Stephen Stapczynski and Elena Mazneva, Bloomberg September 07, 2023

(Bloomberg) – Talks between Chevron Corp. and labor unions in Australia are set to drag into Friday — keeping natural gas markets on edge — as unions said a deal to avert strikes is unlikely.

Thursday’s discussions ended at 10 p.m. Perth time, so negotiators have just the morning of Friday to try to clinch a deal before a new 1 p.m. deadline. Offshore Alliance, representing the workers, considers the package provided by Chevron underwhelming, and it’s very unlikely they will reach an agreement, according to a union representative who asked not to be identified in line with policy.

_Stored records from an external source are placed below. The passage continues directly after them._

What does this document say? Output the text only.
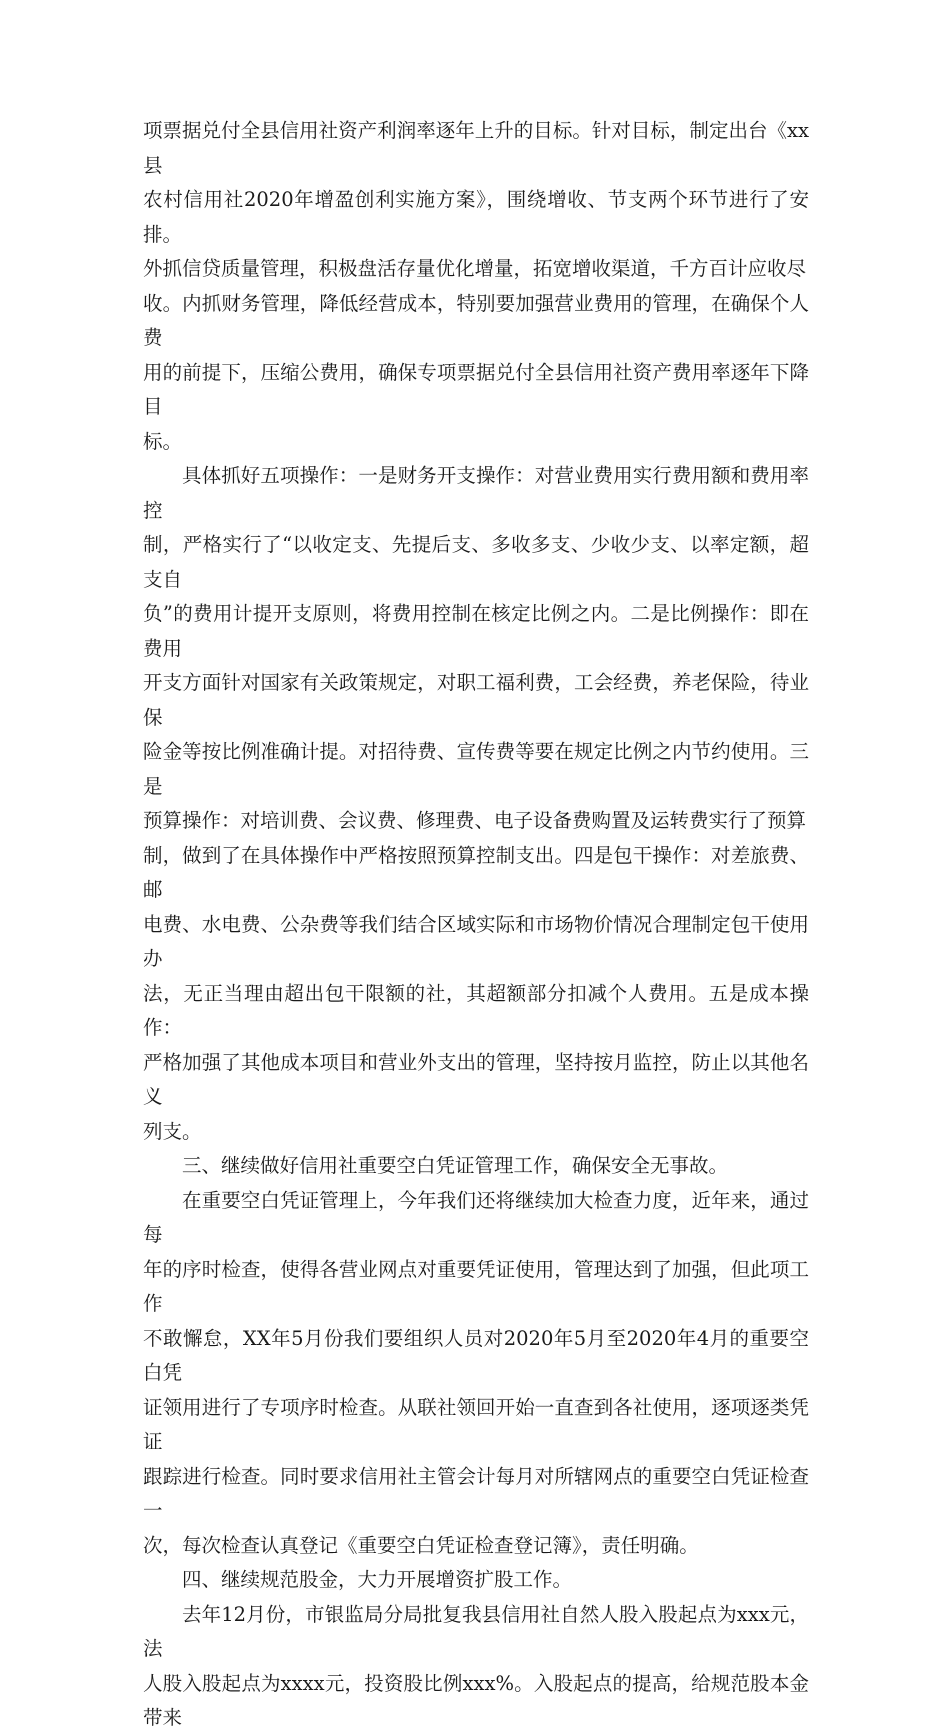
项票据兑付全县信用社资产利润率逐年上升的目标。针对目标，制定出台《xx县
农村信用社2020年增盈创利实施方案》，围绕增收、节支两个环节进行了安排。
外抓信贷质量管理，积极盘活存量优化增量，拓宽增收渠道，千方百计应收尽
收。内抓财务管理，降低经营成本，特别要加强营业费用的管理，在确保个人费
用的前提下，压缩公费用，确保专项票据兑付全县信用社资产费用率逐年下降目
标。

具体抓好五项操作：一是财务开支操作：对营业费用实行费用额和费用率控
制，严格实行了“以收定支、先提后支、多收多支、少收少支、以率定额，超支自
负”的费用计提开支原则，将费用控制在核定比例之内。二是比例操作：即在费用
开支方面针对国家有关政策规定，对职工福利费，工会经费，养老保险，待业保
险金等按比例准确计提。对招待费、宣传费等要在规定比例之内节约使用。三是
预算操作：对培训费、会议费、修理费、电子设备费购置及运转费实行了预算
制，做到了在具体操作中严格按照预算控制支出。四是包干操作：对差旅费、邮
电费、水电费、公杂费等我们结合区域实际和市场物价情况合理制定包干使用办
法，无正当理由超出包干限额的社，其超额部分扣减个人费用。五是成本操作：
严格加强了其他成本项目和营业外支出的管理，坚持按月监控，防止以其他名义
列支。

三、继续做好信用社重要空白凭证管理工作，确保安全无事故。

在重要空白凭证管理上，今年我们还将继续加大检查力度，近年来，通过每
年的序时检查，使得各营业网点对重要凭证使用，管理达到了加强，但此项工作
不敢懈怠，XX年5月份我们要组织人员对2020年5月至2020年4月的重要空白凭
证领用进行了专项序时检查。从联社领回开始一直查到各社使用，逐项逐类凭证
跟踪进行检查。同时要求信用社主管会计每月对所辖网点的重要空白凭证检查一
次，每次检查认真登记《重要空白凭证检查登记簿》，责任明确。

四、继续规范股金，大力开展增资扩股工作。

去年12月份，市银监局分局批复我县信用社自然人股入股起点为xxx元，法
人股入股起点为xxxx元，投资股比例xxx%。入股起点的提高，给规范股本金带来
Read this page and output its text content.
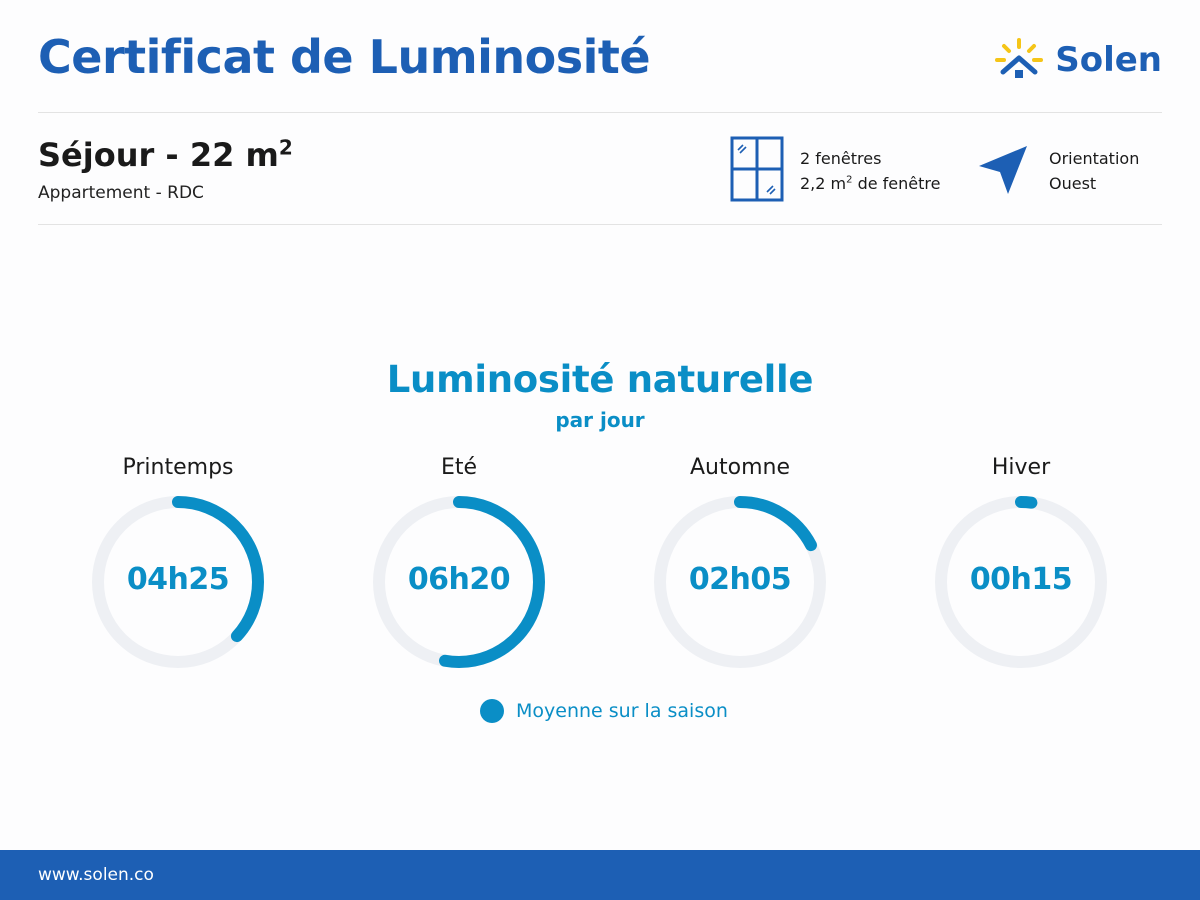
Certificat de Luminosité	Solen
Séjour - 22 $m^2$
Appartement - RDC
2 fenêtres
2,2 $m^2$ de fenêtre
Orientation
Ouest
Luminosité naturelle
par jour
Printemps
04h25
Eté
06h20
Automne
02h05
Hiver
00h15
Moyenne sur la saison
www.solen.co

The possibility of strikes at some of Australia’s key liquefied natural gas (LNG) plants has kept markets on edge for the past month. Chevron’s Gorgon and Wheatstone plants together supplied about 7% of the world’s LNG last year, and unions have planned to start with partial strikes if no resolution is reached.

Negotiations have been progressing slowly, the union representative said, and the strikes were delayed because the Australia’s labor regulator recommended that. Chevron said it will continue to work “through the bargaining process.”

Gas prices in Europe — which are still volatile after last year’s historic energy crisis — jumped more than 7% on the news. The continent’s benchmark contract surged 40% at one point on fears of supply disruptions from Australia, highlighting Europe’s heavy dependence on LNG after the curtailment of Russian pipeline gas flows.

If the parties don’t reach a deal, full 24-hour walkouts at Chevron’s plants are expected to run for two weeks from Sept. 14. Another exporter, Woodside Energy Group Ltd., reached a breakthrough with unions last month at its nearby North West Shelf LNG plant.

Muted demand in Europe and Asia means the impact of walkouts could be limited initially, though any prolonged disruptions threaten to spark a bidding war between the two regions for cargoes in the peak winter season.

Europe’s supply is already impacted by the extension of maintenance at major gas fields in top exporter Norway. Flows from the country, already at multi-year lows, dropped further on Thursday, also pushing prices higher earlier in the day.

Dutch front-month futures, Europe’s gas benchmark, traded 6.8% higher at €33.18 a megawatt-hour at 5:41 p.m. in Amsterdam.